Solar projects and “public utility property”
Another public utility property ruling was issued by the Internal Revenue Service.
Utilities have been asking the IRS for private rulings that solar projects they plan to develop, buy from developers or put into tax equity partnerships will not be “public utility property.”
Utilities have a harder time claiming investment tax credits and accelerated depreciation on public utility property. The projects are public utility property if the rates at which the electricity is sold are established or approved by a utility commission on a rate-of-return basis.
Most of the projects addressed by the rulings are not public utility property because the electricity is sold at negotiated rates.
The IRS released another such ruling at the end of August. The ruling is Private Letter Ruling 202034004.
The utility in question planned to buy a large solar project from a project developer under a build-transfer agreement and then use the project to supply electricity to four commercial and industrial customers at negotiated rates.

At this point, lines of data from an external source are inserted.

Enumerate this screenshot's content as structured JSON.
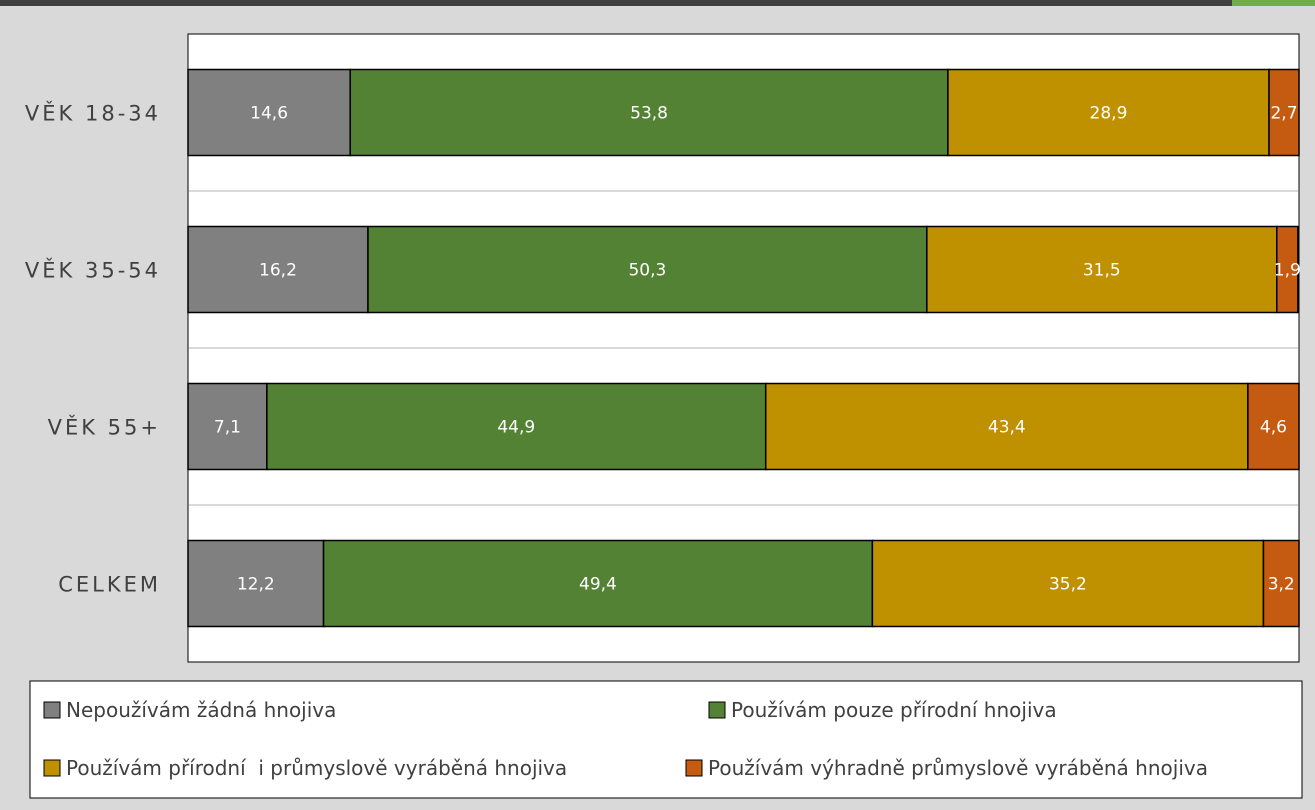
{
  "chart_data": {
    "type": "bar",
    "orientation": "horizontal",
    "stacked": true,
    "categories": [
      "VĚK 18-34",
      "VĚK 35-54",
      "VĚK 55+",
      "CELKEM"
    ],
    "series": [
      {
        "name": "Nepoužívám žádná hnojiva",
        "values": [
          14.6,
          16.2,
          7.1,
          12.2
        ],
        "color": "#808080"
      },
      {
        "name": "Používám pouze přírodní hnojiva",
        "values": [
          53.8,
          50.3,
          44.9,
          49.4
        ],
        "color": "#548235"
      },
      {
        "name": "Používám přírodní  i průmyslově vyráběná hnojiva",
        "values": [
          28.9,
          31.5,
          43.4,
          35.2
        ],
        "color": "#bf9000"
      },
      {
        "name": "Používám výhradně průmyslově vyráběná hnojiva",
        "values": [
          2.7,
          1.9,
          4.6,
          3.2
        ],
        "color": "#c55a11"
      }
    ],
    "data_labels": [
      [
        "14,6",
        "53,8",
        "28,9",
        "2,7"
      ],
      [
        "16,2",
        "50,3",
        "31,5",
        "1,9"
      ],
      [
        "7,1",
        "44,9",
        "43,4",
        "4,6"
      ],
      [
        "12,2",
        "49,4",
        "35,2",
        "3,2"
      ]
    ],
    "xlim": [
      0,
      100
    ],
    "grid": true,
    "legend_position": "bottom"
  },
  "colors": {
    "background": "#d9d9d9",
    "plot_background": "#ffffff",
    "bar_outline": "#000000",
    "gridline": "#d9d9d9",
    "label_text": "#404040",
    "top_strip": "#404040",
    "top_strip_accent": "#70ad47"
  }
}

Any remaining electricity from the project not sold to the four customers would be sold into the wholesale power market.
The state utility commission had to approve the special contracts with the four customers, but not the rates. The amount the utility pays for the project will not be added to its rate base.

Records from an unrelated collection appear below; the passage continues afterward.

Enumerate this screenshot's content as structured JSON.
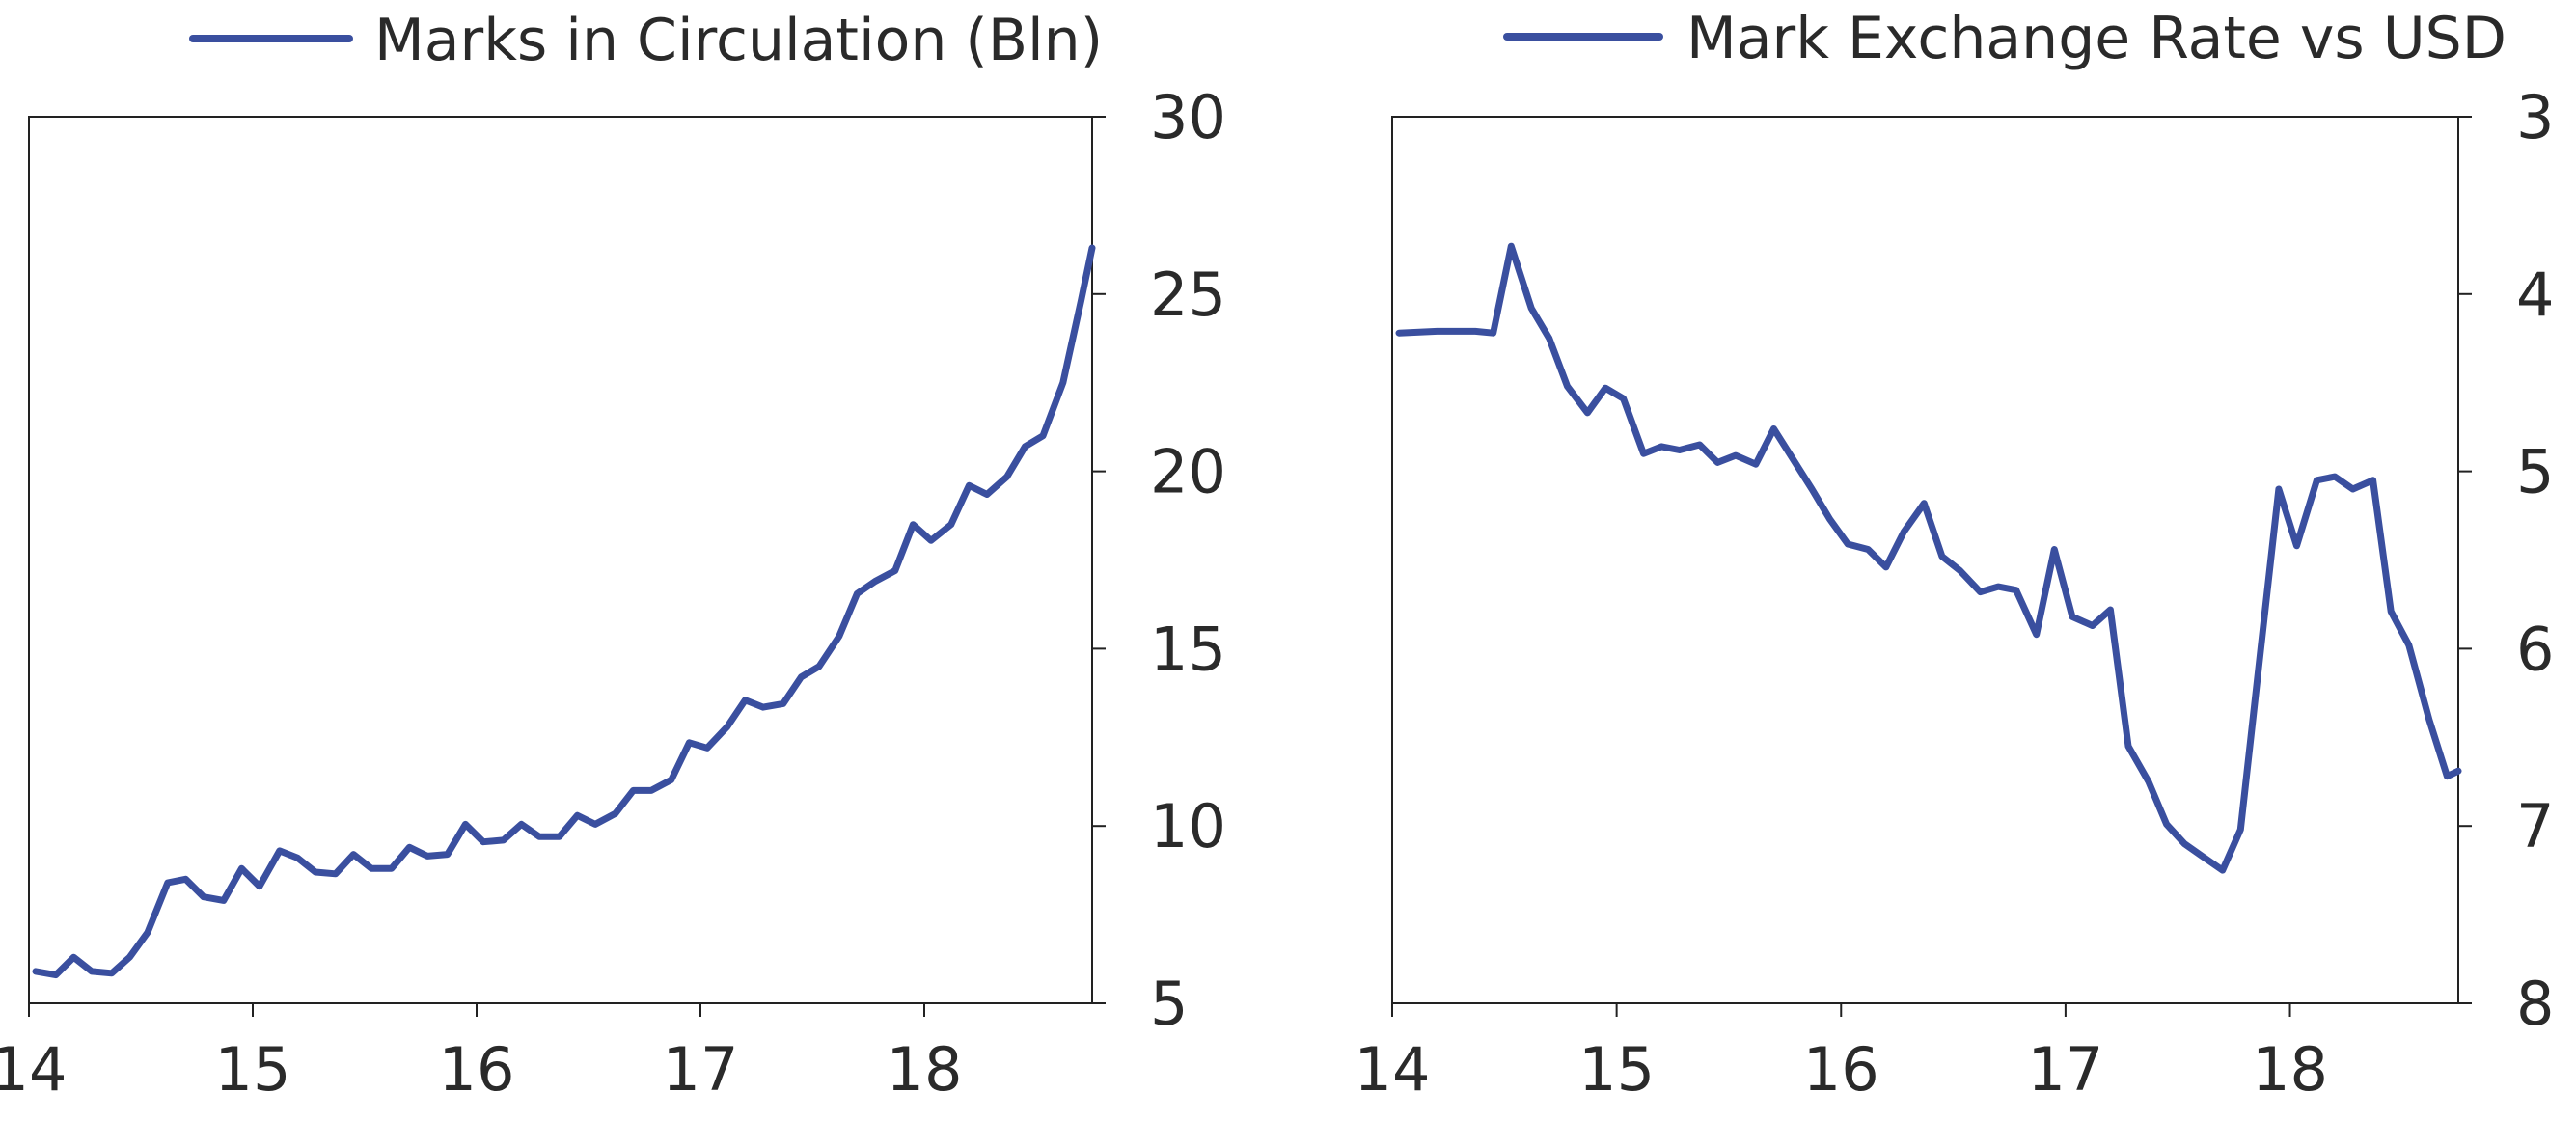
{
  "chart_data": [
    {
      "type": "line",
      "title": "",
      "xlabel": "",
      "ylabel": "",
      "xlim": [
        14,
        18.75
      ],
      "ylim": [
        5,
        30
      ],
      "y_axis_side": "right",
      "y_inverted": false,
      "grid": false,
      "legend_position": "top-center",
      "x_ticks": [
        14,
        15,
        16,
        17,
        18
      ],
      "x_tick_labels": [
        "14",
        "15",
        "16",
        "17",
        "18"
      ],
      "y_ticks": [
        5,
        10,
        15,
        20,
        25,
        30
      ],
      "y_tick_labels": [
        "5",
        "10",
        "15",
        "20",
        "25",
        "30"
      ],
      "series": [
        {
          "name": "Marks in Circulation (Bln)",
          "color": "#3a4f9f",
          "x": [
            14.03,
            14.12,
            14.2,
            14.28,
            14.37,
            14.45,
            14.53,
            14.62,
            14.7,
            14.78,
            14.87,
            14.95,
            15.03,
            15.12,
            15.2,
            15.28,
            15.37,
            15.45,
            15.53,
            15.62,
            15.7,
            15.78,
            15.87,
            15.95,
            16.03,
            16.12,
            16.2,
            16.28,
            16.37,
            16.45,
            16.53,
            16.62,
            16.7,
            16.78,
            16.87,
            16.95,
            17.03,
            17.12,
            17.2,
            17.28,
            17.37,
            17.45,
            17.53,
            17.62,
            17.7,
            17.78,
            17.87,
            17.95,
            18.03,
            18.12,
            18.2,
            18.28,
            18.37,
            18.45,
            18.53,
            18.62,
            18.7,
            18.75
          ],
          "values": [
            5.9,
            5.8,
            6.3,
            5.9,
            5.85,
            6.3,
            7.0,
            8.4,
            8.5,
            8.0,
            7.9,
            8.8,
            8.3,
            9.3,
            9.1,
            8.7,
            8.65,
            9.2,
            8.8,
            8.8,
            9.4,
            9.15,
            9.2,
            10.05,
            9.55,
            9.6,
            10.05,
            9.7,
            9.7,
            10.3,
            10.05,
            10.35,
            11.0,
            11.0,
            11.3,
            12.35,
            12.2,
            12.8,
            13.55,
            13.35,
            13.45,
            14.2,
            14.5,
            15.35,
            16.55,
            16.9,
            17.2,
            18.5,
            18.05,
            18.5,
            19.6,
            19.35,
            19.85,
            20.7,
            21.0,
            22.5,
            24.8,
            26.3
          ]
        }
      ]
    },
    {
      "type": "line",
      "title": "",
      "xlabel": "",
      "ylabel": "",
      "xlim": [
        14,
        18.75
      ],
      "ylim": [
        3,
        8
      ],
      "y_axis_side": "right",
      "y_inverted": true,
      "grid": false,
      "legend_position": "top-center",
      "x_ticks": [
        14,
        15,
        16,
        17,
        18
      ],
      "x_tick_labels": [
        "14",
        "15",
        "16",
        "17",
        "18"
      ],
      "y_ticks": [
        3,
        4,
        5,
        6,
        7,
        8
      ],
      "y_tick_labels": [
        "3",
        "4",
        "5",
        "6",
        "7",
        "8"
      ],
      "series": [
        {
          "name": "Mark Exchange Rate vs USD",
          "color": "#3a4f9f",
          "x": [
            14.03,
            14.2,
            14.37,
            14.45,
            14.53,
            14.62,
            14.7,
            14.78,
            14.87,
            14.95,
            15.03,
            15.12,
            15.2,
            15.28,
            15.37,
            15.45,
            15.53,
            15.62,
            15.7,
            15.78,
            15.87,
            15.95,
            16.03,
            16.12,
            16.2,
            16.28,
            16.37,
            16.45,
            16.53,
            16.62,
            16.7,
            16.78,
            16.87,
            16.95,
            17.03,
            17.12,
            17.2,
            17.28,
            17.37,
            17.45,
            17.53,
            17.62,
            17.7,
            17.78,
            17.87,
            17.95,
            18.03,
            18.12,
            18.2,
            18.28,
            18.37,
            18.45,
            18.53,
            18.62,
            18.7,
            18.75
          ],
          "values": [
            4.22,
            4.21,
            4.21,
            4.22,
            3.73,
            4.08,
            4.25,
            4.52,
            4.67,
            4.53,
            4.59,
            4.9,
            4.86,
            4.88,
            4.85,
            4.95,
            4.91,
            4.96,
            4.76,
            4.92,
            5.1,
            5.27,
            5.41,
            5.44,
            5.54,
            5.34,
            5.18,
            5.48,
            5.56,
            5.68,
            5.65,
            5.67,
            5.92,
            5.44,
            5.82,
            5.87,
            5.78,
            6.55,
            6.75,
            6.99,
            7.1,
            7.18,
            7.25,
            7.02,
            6.0,
            5.1,
            5.42,
            5.05,
            5.03,
            5.1,
            5.05,
            5.79,
            5.98,
            6.4,
            6.72,
            6.69
          ]
        }
      ]
    }
  ]
}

The IRS has issued at least four other private rulings about similar arrangements in the last 15 months. (For earlier coverage, see “Renewables and public utility property” in the August 2020 NewsWire, “Utility partnership flips” in the June 2020 NewsWire and “Solar projects and public utility property” in the June 2019 NewsWire.)
It is unclear how many more times utilities will feel the need to hear the same thing from the IRS or the IRS will be willing to repeat it.
The IRS also issued one ruling where a utility plans to put a project into a tax equity partnership that will sell the electricity back to the utility at negotiated rates. The ruling was silent about whether the utility will put its investment in the partnership into rate base. It will pass through the negotiated rate it pays the partnership to its customers as a purchased power expense. (For more details, see “Utility tax equity structures” in the December 2019 NewsWire.) The ruling is Private Letter Ruling 201946007.